Oui conditionnel à l'acquisition d'activités de Sara Lee et Monsanto

Bruxelles, 17/11/2010 (Agence Europe) - Le vice-président de la Commission européenne chargé de la concurrence Joaquín Almunia a annoncé, mercredi 17 novembre, l'autorisation sous conditions de l'acquisition par l'entreprise anglo-néerlandaise Unilever des activités 'entretiens et soins de la personne' de l'américaine Sara Lee. L'acquisition de l'activité 'semences de tournesol' de l'entreprise américaine Monsanto par l'entreprise suisse Syngenta a aussi reçu le feu vert 'sous conditions' de la Commission.

Dans le cas Unilever-Sara Lee, l'enquête approfondie menée par la Commission a établi que la concentration envisagée donnerait à Unilever une position dominante très forte sur certains marchés des déodorants, en raison du cumul des parts de marché de marques appartenant aux deux parties et actuellement concurrentes (notamment Sanex avec Dove et avec Rexona). La Commission a constaté que l'opération de concentration telle qu'elle a été notifiée initialement poserait des problèmes de concurrence en Belgique, aux Pays-Bas, au Danemark, au Royaume-Uni, en Irlande, en Espagne et au Portugal, où elle éliminerait une force concurrentielle importante et conduirait probablement à des hausses de prix. Pour apaiser les craintes de la Commission, les parties à la concentration se sont engagées à céder Sanex, une marque de Sara Lee, et les activités connexes en Europe. « Nous avons finalement pu (…) autoriser (l'opération) parce qu'Unilever a proposé une mesure claire et convaincante pour remédier aux problèmes de concurrence que nous prévoyions sur certains marchés des déodorants », a indiqué à la presse Joaquín Almunia.
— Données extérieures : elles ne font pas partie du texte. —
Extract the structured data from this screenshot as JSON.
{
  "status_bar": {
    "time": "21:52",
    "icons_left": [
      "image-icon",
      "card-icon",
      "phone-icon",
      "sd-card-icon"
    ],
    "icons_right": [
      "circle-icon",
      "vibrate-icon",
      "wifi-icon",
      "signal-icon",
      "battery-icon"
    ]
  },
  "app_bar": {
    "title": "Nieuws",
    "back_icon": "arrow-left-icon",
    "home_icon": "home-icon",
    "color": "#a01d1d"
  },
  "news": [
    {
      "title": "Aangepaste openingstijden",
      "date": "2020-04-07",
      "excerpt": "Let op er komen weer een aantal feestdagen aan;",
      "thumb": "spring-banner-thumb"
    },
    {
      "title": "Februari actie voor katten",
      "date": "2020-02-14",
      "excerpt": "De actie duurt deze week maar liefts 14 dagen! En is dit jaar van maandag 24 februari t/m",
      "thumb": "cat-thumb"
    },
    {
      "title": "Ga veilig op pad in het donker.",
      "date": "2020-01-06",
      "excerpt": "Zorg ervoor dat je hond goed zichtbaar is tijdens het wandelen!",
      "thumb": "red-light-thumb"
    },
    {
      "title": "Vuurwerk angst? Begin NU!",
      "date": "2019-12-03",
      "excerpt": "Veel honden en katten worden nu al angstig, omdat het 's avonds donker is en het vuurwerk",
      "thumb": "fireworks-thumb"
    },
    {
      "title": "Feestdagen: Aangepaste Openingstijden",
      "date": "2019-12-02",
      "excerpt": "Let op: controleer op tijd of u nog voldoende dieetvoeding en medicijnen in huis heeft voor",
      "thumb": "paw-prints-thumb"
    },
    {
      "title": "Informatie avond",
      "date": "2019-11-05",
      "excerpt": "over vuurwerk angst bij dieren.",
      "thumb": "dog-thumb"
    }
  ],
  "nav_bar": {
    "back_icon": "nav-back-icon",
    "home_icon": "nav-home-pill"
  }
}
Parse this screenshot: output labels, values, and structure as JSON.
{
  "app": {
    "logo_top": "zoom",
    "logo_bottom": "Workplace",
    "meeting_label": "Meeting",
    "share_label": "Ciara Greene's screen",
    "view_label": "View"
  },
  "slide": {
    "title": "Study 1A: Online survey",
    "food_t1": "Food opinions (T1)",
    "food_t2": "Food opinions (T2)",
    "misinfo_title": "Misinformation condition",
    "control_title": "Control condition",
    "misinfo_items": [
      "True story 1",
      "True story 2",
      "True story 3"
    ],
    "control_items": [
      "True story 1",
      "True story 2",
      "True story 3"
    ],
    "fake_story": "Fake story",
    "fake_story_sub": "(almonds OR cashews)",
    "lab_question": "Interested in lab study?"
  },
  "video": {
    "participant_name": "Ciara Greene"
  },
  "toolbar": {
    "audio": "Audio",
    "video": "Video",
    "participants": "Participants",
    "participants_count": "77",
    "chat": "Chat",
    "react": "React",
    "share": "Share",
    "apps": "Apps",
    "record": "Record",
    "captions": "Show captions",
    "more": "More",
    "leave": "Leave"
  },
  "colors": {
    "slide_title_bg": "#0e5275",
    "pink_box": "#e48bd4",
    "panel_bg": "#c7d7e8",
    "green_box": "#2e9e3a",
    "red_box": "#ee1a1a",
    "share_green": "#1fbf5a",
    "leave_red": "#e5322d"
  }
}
S'agissant du cas Monsanto-Syngenta, l'autorisation de la Commission est également assortie de conditions. La Commission nourrissait en effet certaines craintes concernant la commercialisation de semences de tournesol en Espagne et en Hongrie, où l'opération aurait privé Syngenta d'un concurrent important et novateur, renforçant sa position de tête sur le marché. L'opération soulevait également des questions concernant les activités d'échange et de mise sous licence des variétés de tournesol, dans la mesure où elle permettait aux parties à la concentration de restreindre l'accès de leurs concurrents aux intrants nécessaires à la commercialisation de semences de tournesol. Pour apaiser les craintes de la Commission, Syngenta a proposé de se défaire des hybrides commercialisés par Monsanto en Hongrie et en Espagne au cours des deux dernières années, de même que des hybrides actuellement soumis à des tests officiels en vue de leur enregistrement dans ces mêmes pays. Syngenta a aussi offert de céder les lignées parentales utilisées par Monsanto pour créer ces hybrides, ainsi que les lignées parentales actuellement développées dans le but de produire des hybrides destinés aux marchés espagnol et hongrois. « Syngenta a proposé d'importantes mesures correctives visant à garantir que l'opération n'entravera pas le développement de nouvelles variétés de tournesol dans l'UE et qu'elle n'entraînera pas de hausse de prix ou de réduction du choix de semences de tournesol offert aux consommateurs en Espagne et en Hongrie », a fait valoir Joaquín Almunia. (O.L.)